The first of these pair of G-Plan E-Gomme chairs arrived in my studio last year from a lovely couple near Blackheath/Lewisham area, who in my past many years ago had been great employers and have grown to become good friends and loyal supporters of my work, having seen my previous projects online and personally knowing what its like to run a business they were more empathic and sympathetic to the (daily) challenges faced being a self employed artisan/craftsperson
These pieces were a challenge because there not only had to be a fair few changes to the design; having prepared the show wood with the intention of developing one of these pieces to showcase a fabric textile print I had designed, using the whole process to finally bring to market some of my previous skills in textile design into my current creative manifestation. Even roping in some fantastic help from a talented illustrator (Thanks Sarah McCarthy, your efforts will not be in vain!x)I couldn’t bring the design to market as I couldn’t bring together enough resources (I was attempting produce a specific fabric in time and so my customers had little choice but to choose fabrics they had sourced.

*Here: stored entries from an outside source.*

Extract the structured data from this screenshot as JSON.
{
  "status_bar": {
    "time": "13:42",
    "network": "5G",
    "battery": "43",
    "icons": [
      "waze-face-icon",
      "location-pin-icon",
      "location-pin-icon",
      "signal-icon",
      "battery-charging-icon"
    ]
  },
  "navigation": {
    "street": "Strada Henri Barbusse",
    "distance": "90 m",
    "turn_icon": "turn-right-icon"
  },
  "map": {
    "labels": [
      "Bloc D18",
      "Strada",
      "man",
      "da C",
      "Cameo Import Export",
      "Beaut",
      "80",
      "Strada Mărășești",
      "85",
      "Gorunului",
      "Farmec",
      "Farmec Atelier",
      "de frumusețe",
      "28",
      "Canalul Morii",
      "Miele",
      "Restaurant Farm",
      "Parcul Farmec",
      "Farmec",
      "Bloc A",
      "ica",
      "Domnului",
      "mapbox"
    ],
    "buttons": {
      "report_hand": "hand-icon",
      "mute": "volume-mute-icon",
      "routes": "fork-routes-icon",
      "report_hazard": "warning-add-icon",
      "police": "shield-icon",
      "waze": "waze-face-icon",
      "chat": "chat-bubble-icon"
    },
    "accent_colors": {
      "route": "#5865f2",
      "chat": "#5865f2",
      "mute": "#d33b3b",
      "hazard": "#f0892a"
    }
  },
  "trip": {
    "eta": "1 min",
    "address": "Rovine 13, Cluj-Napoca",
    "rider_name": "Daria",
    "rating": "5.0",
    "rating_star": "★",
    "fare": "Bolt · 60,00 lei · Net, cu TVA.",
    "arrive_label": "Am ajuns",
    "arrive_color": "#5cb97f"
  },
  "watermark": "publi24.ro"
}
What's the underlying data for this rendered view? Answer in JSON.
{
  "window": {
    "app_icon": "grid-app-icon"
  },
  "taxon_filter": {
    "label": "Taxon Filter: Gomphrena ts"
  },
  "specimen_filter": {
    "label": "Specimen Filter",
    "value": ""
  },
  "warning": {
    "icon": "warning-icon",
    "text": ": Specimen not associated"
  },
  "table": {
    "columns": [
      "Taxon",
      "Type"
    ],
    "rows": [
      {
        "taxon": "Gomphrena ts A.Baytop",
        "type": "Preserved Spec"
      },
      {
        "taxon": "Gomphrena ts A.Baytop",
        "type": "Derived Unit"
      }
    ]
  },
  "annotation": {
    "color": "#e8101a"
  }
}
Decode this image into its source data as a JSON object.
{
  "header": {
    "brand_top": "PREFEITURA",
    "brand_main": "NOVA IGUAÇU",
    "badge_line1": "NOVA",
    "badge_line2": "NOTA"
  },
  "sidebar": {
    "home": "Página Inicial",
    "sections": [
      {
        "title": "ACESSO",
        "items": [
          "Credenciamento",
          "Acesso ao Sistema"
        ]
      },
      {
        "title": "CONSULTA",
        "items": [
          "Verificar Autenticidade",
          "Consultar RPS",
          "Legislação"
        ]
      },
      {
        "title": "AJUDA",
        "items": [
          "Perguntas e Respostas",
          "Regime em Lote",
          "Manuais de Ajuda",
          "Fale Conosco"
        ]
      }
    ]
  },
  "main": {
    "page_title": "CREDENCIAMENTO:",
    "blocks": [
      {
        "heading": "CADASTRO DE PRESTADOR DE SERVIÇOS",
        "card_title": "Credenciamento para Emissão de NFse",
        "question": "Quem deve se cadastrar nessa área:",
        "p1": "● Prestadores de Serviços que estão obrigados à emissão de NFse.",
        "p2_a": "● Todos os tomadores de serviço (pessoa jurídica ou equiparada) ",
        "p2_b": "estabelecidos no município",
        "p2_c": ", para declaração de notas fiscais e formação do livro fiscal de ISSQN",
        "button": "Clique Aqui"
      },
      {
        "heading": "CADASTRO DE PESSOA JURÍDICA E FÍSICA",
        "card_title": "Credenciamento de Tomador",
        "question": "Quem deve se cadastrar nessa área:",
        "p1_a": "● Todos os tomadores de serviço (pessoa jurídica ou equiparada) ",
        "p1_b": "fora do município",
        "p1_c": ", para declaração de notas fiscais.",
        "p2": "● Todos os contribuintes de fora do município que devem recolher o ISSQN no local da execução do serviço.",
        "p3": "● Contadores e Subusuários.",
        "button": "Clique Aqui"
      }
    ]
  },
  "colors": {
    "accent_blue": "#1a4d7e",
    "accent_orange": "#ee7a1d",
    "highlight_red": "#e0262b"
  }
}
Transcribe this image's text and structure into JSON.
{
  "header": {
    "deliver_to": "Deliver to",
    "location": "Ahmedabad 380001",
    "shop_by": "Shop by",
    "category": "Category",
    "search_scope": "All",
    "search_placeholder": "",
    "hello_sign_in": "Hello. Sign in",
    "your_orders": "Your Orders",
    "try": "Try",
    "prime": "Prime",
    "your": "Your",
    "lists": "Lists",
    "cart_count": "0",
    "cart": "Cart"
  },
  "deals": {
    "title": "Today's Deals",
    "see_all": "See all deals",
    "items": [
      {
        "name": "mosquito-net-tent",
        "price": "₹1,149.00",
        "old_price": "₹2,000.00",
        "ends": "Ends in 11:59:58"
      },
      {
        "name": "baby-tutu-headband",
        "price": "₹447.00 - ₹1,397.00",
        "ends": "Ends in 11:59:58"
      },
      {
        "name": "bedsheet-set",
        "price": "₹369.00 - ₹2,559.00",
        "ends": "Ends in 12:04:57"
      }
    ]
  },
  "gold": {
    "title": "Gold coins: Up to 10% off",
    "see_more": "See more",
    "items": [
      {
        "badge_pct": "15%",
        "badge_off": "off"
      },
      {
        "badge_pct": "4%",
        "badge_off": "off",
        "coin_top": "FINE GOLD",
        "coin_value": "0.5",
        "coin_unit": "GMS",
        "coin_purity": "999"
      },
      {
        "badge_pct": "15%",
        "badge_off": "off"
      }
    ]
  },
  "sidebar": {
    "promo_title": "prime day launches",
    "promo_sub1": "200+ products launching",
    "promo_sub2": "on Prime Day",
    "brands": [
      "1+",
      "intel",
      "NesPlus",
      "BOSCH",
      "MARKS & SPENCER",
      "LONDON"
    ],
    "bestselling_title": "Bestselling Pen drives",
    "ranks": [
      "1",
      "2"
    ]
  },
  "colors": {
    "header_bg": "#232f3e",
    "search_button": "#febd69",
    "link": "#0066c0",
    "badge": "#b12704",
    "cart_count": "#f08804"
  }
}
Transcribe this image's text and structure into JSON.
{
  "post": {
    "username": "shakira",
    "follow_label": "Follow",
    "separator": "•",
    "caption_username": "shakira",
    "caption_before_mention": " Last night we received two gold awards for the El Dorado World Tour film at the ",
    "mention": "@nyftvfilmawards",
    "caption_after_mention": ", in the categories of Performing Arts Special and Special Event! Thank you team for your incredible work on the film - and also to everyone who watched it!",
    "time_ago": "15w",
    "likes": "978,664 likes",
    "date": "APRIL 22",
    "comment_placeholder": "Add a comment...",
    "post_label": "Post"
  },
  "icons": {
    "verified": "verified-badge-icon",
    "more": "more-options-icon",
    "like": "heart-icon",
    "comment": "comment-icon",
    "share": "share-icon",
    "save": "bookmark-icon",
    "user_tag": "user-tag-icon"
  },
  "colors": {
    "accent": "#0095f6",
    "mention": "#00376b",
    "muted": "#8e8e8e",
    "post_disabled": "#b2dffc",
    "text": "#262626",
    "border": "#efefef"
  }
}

Luckily for me these customers had great taste (as well as tremendous patience), choosing 2 fabrics from Osbourne & Little: Soumak , from their Tabriz Collection of weaves and “Dovetail” from their Abacus collection, making their use in these pieces compliant through the use of a flame retardant barrier cloth. Complimenting these fabrics, I put together a custom wood stains for each. finishing the wood with layers of shellac and rubbing beeswax to create the right lustre. My heartfelt thanks to Katy Chaytor-Hill and Anna Frisch for their assistance.